O segurança orinhense
Embora houvesse alguma preocupação com a segurança - o furto de galinha e de outros animais era comum - ainda não existia essa fobia por nos manter a salvo da ação de marginais. Tampouco existiam empresas de segurança ou agentes do poder público dispostos a emprestar suas horas de folga e experiência profissional para garantir a segurança patrimonial e pessoal do cidadão, da sua família e da sua empresa.
Eram poucas as empresas que mantinham um vigia noturno zelando por suas instalações. Além da reduzida força policial, a cidade contava apenas com alguns vigias noturnos autônomos. Penso que o voluntário se propunha a manter vigilância sobre determinadas ruas mediante mensalidade paga, também voluntariamente, pelos moradores da área. O apito estridente soando pelas noites ourinhense dava conta da presença do guarda noturno.

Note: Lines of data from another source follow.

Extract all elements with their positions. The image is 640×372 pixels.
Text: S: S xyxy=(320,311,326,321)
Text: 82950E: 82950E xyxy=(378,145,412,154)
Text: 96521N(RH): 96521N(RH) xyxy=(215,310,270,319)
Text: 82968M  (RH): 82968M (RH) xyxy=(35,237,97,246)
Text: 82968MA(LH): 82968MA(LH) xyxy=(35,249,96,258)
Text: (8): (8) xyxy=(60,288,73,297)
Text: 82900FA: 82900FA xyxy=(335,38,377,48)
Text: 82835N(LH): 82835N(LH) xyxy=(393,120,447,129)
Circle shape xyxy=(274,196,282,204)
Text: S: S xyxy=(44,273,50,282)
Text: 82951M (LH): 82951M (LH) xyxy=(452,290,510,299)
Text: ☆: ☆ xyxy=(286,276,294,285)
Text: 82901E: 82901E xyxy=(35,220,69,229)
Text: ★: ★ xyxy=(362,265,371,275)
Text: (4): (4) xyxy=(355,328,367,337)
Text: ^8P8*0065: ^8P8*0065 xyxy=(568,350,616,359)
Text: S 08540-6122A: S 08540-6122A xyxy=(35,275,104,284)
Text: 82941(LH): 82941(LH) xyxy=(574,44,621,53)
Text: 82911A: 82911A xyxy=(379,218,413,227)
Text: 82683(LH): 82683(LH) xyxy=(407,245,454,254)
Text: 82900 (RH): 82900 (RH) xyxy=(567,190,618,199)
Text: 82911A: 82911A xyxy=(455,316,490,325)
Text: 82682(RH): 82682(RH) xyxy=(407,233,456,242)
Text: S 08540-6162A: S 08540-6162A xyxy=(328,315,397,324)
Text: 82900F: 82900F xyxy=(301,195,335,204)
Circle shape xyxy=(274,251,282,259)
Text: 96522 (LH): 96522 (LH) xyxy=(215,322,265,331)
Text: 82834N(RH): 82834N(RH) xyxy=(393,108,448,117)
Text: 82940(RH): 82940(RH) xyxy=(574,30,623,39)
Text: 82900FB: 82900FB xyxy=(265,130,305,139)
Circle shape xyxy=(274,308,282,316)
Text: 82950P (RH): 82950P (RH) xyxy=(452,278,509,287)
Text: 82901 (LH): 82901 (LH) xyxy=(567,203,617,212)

Por ocasião de eventos, em geral esportivos, sempre havia uma pessoa de confiança da diretoria ou organizador cuidando para que não houvesse “penetras”. A maioria eram moleques que se dispunham a “vazar” através das cercas e muros que vedavam precariamente os estádios do Operário e do Ourinhense. Nessas ocasiões já aparecia o guarda noturno fazendo “bico” durante o dia, com sua farda caqui, ou se contratava um “saqueiro”, homens fortes que faziam o transbordo de mercadorias dos caminhões para os vagões da ferrovia – impunham respeito, aliás como ocorre agora com os seguranças das casas noturnas..

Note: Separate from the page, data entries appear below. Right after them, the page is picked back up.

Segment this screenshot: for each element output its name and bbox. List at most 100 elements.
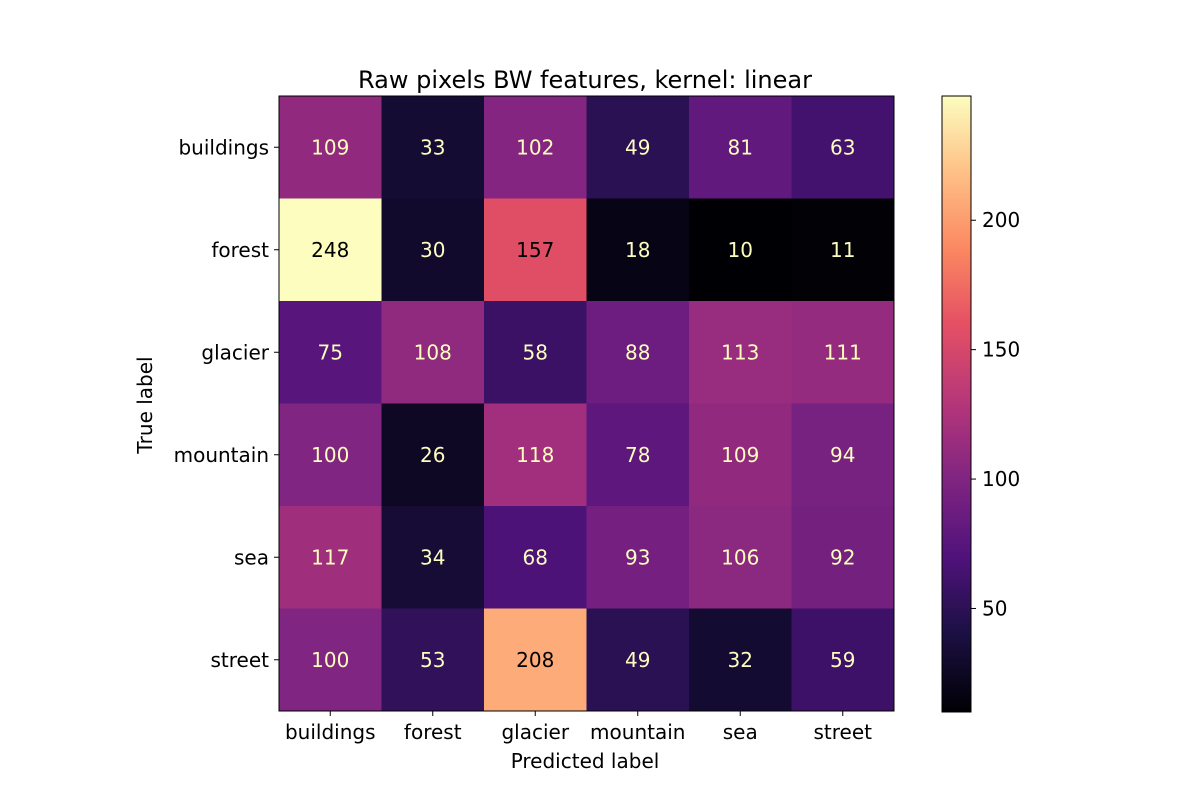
heatmap-cell [484,403,587,507]
heatmap-cell [484,96,587,199]
y-tick-label: sea [234,545,269,569]
cell-value-label: 53 [420,648,445,672]
cell-value-label: 11 [830,238,855,262]
cell-value-label: 32 [728,648,753,672]
heatmap-cell [484,301,587,404]
cell-value-label: 109 [311,135,349,159]
heatmap-cell [791,198,895,302]
heatmap-cell [279,608,382,712]
cell-value-label: 94 [830,443,855,467]
heatmap-cell [586,403,690,507]
cell-value-label: 100 [311,443,349,467]
heatmap-cell [791,96,895,199]
cell-value-label: 102 [516,135,554,159]
cell-value-label: 88 [625,340,650,364]
x-tick-label: street [814,720,873,744]
heatmap-cell [689,301,792,404]
cell-value-label: 157 [516,238,554,262]
heatmap-cells [278,95,895,712]
heatmap-cell [381,506,485,609]
y-tick-label: glacier [201,340,269,364]
heatmap-cell [279,198,382,302]
colorbar: 50 100 150 200 [941,95,1020,713]
cell-value-label: 33 [420,135,445,159]
cell-value-label: 108 [414,340,452,364]
heatmap-cell [381,403,485,507]
cell-value-label: 100 [311,648,349,672]
heatmap-cell [689,96,792,199]
colorbar-gradient [941,95,972,713]
y-tick-label: mountain [174,443,269,467]
y-tick-label: forest [211,238,269,262]
x-tick-label: glacier [501,720,569,744]
colorbar-tick-label: 200 [982,208,1020,232]
heatmap-cell [381,198,485,302]
cell-value-label: 92 [830,545,855,569]
heatmap-frame [278,95,895,712]
heatmap-cell [586,608,690,712]
heatmap-cell [279,96,382,199]
heatmap-cell [586,506,690,609]
x-tick-label: sea [723,720,758,744]
heatmap-cell [381,608,485,712]
cell-value-label: 49 [625,135,650,159]
cell-value-label: 78 [625,443,650,467]
cell-value-label: 113 [721,340,759,364]
colorbar-tick-label: 150 [982,338,1020,362]
cell-value-label: 109 [721,443,759,467]
x-tick-label: forest [404,720,462,744]
heatmap-cell [381,301,485,404]
cell-value-label: 30 [420,238,445,262]
cell-value-label: 111 [824,340,862,364]
cell-value-label: 118 [516,443,554,467]
cell-value-label: 93 [625,545,650,569]
cell-value-label: 117 [311,545,349,569]
x-tick-label: buildings [285,720,376,744]
colorbar-tick-label: 50 [982,596,1007,620]
cell-value-label: 49 [625,648,650,672]
y-tick-label: buildings [178,135,269,159]
x-axis-label: Predicted label [511,749,660,773]
heatmap-cell [791,608,895,712]
y-tick-label: street [211,648,270,672]
cell-value-label: 26 [420,443,445,467]
x-axis-ticks: buildings forest glacier mountain sea street [285,711,872,744]
heatmap-cell [484,506,587,609]
cell-value-label: 75 [318,340,343,364]
heatmap-cell [279,506,382,609]
cell-value-label: 10 [728,238,753,262]
heatmap-cell [689,506,792,609]
heatmap-cell [689,608,792,712]
x-tick-label: mountain [590,720,685,744]
y-axis-label: True label [133,356,157,454]
heatmap-cell [279,301,382,404]
heatmap-cell [381,96,485,199]
heatmap-cell [279,403,382,507]
cell-value-label: 59 [830,648,855,672]
colorbar-tick-label: 100 [982,467,1020,491]
cell-value-label: 81 [728,135,753,159]
heatmap-cell [484,608,587,712]
cell-value-label: 248 [311,238,349,262]
heatmap-cell [689,403,792,507]
cell-value-label: 34 [420,545,445,569]
chart-title: Raw pixels BW features, kernel: linear [358,66,812,94]
cell-value-label: 208 [516,648,554,672]
heatmap-cell [586,96,690,199]
cell-value-label: 106 [721,545,759,569]
cell-value-label: 63 [830,135,855,159]
heatmap-cell [791,403,895,507]
y-axis-ticks: buildings forest glacier mountain sea street [174,135,279,672]
heatmap-cell [484,198,587,302]
heatmap-cell [791,301,895,404]
cell-value-label: 68 [523,545,548,569]
cell-value-label: 18 [625,238,650,262]
heatmap-cell [791,506,895,609]
heatmap-cell [586,198,690,302]
heatmap-cell [586,301,690,404]
heatmap-cell [689,198,792,302]
heatmap-cell-labels: 109 33 102 49 81 63 248 30 157 18 10 11 75 108 58 88 113… [311,135,862,672]
cell-value-label: 58 [523,340,548,364]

No campo do Ourinhense, durante os jogos de domingo à tarde, quem se atrevesse a “vazar”, inevitavelmente ia deparar com o temido “Pescocinho”. Negro forte, desses atarracados sem muita altura, além dos braços musculosos, ainda carregava um cajado para dissuadir os incautos. Segundo a lenda, seu apelido decorria do pescoço curto e a cabeça pendida para um dos lados, por causa de um acidente de trabalho – ao amparar um saco de cereal de 60 quilos (pico de trinta*) os braços fraquejaram e sentiu-se na obrigação de sustentar a carga na cabeça - manteve o orgulho de não deixar a mercadoria cair, mas acabou sofrendo as conseqüências do ato impensado. Ainda assim, recuperada suas forças, voltou a carregar sacaria nos armazéns então existente ao lado da passagem de nível da rua do Expedicionário / Duque de Caxias. No dia-a-dia era uma pessoa dócil, bem humorada e chefe de família exemplar.
Ao lado de “Pescocinho”, existiram outros saqueiros, personalidades curiosas pela simplicidade ou excentricidade que apresentavam. Ainda no Campo do Ourinhense, como torcedor assíduo, sempre aparecia o “Conde”. Exibia uma disposição incomum. Movido a alguns aperitivos, costumava postar-se no último degrau da arquibancada, em geral vazio por estar próximo do alambrado, e correndo de um lado para o outro mostrava todo seu entusiasmo e aos gritos incentivava o seu time do coração. Anos depois fui encontrá-lo em São Paulo – zelava por uma residência vizinha à casa do meu irmão Aureliano, no bairro do Pacaembu – ainda forte e bem humorado.
Outra figura inesquecível – merece capítulo a parte - foi “Paulão Mentiroso”. Indivíduo alto, de corpo esguio, fala cantada lembrando o caboclo mineiro, com as pernas longas andava sempre apressado. Quando indagado sobre o motivo da pressa, sem hesitar, fazia jus ao apelido respondendo com o ar compenetrado:- “ estou atrás do meu passarinho que fugiu com a gaiola e tudo “. Quando não, falava das suas pescarias:- “numa delas o peixe era tão grande e precisou empregar força que formou uma curva no rio, em outra falava que apenas a fotografia do peixe pesou dois quilos”.
Como registro, merece ser lembrado que os “saqueiros” formavam uma categoria organizada, inclusive possuíam uma sede na avenida Jacinto Sá, ao lado do Bar do senhor Ferreira, próximo da rua Maranhão. Certa noite, levado pela curiosidade da aglomeração no local, deparei com o jovem professor Franco Montoro, exibindo um farto bigode preto, então candidato a deputado estadual pelo PDC, discursando para os atentos trabalhadores – certamente foi eleito e tornou-se a consagrada expressão política nacional.
Sob o efeito da evolução da sociedade brasileira e sua modernização, dentre outras profissões – chapeleiro, alfaiate, tintureiro ... - os “saqueiros” também assistiram sua atividade esvaziar-se. No seu caso foram substituídos pela esteira mecânica, carregadeiras elétricas e transporte a granel, restando apenas a lembrança e saudade dos seus personagens !
* “pico de 30” - tamanho da pilha de sacos de café, milho, feijão ou arroz, formando 30 camadas, alcançava 15 a 20 metros de altura.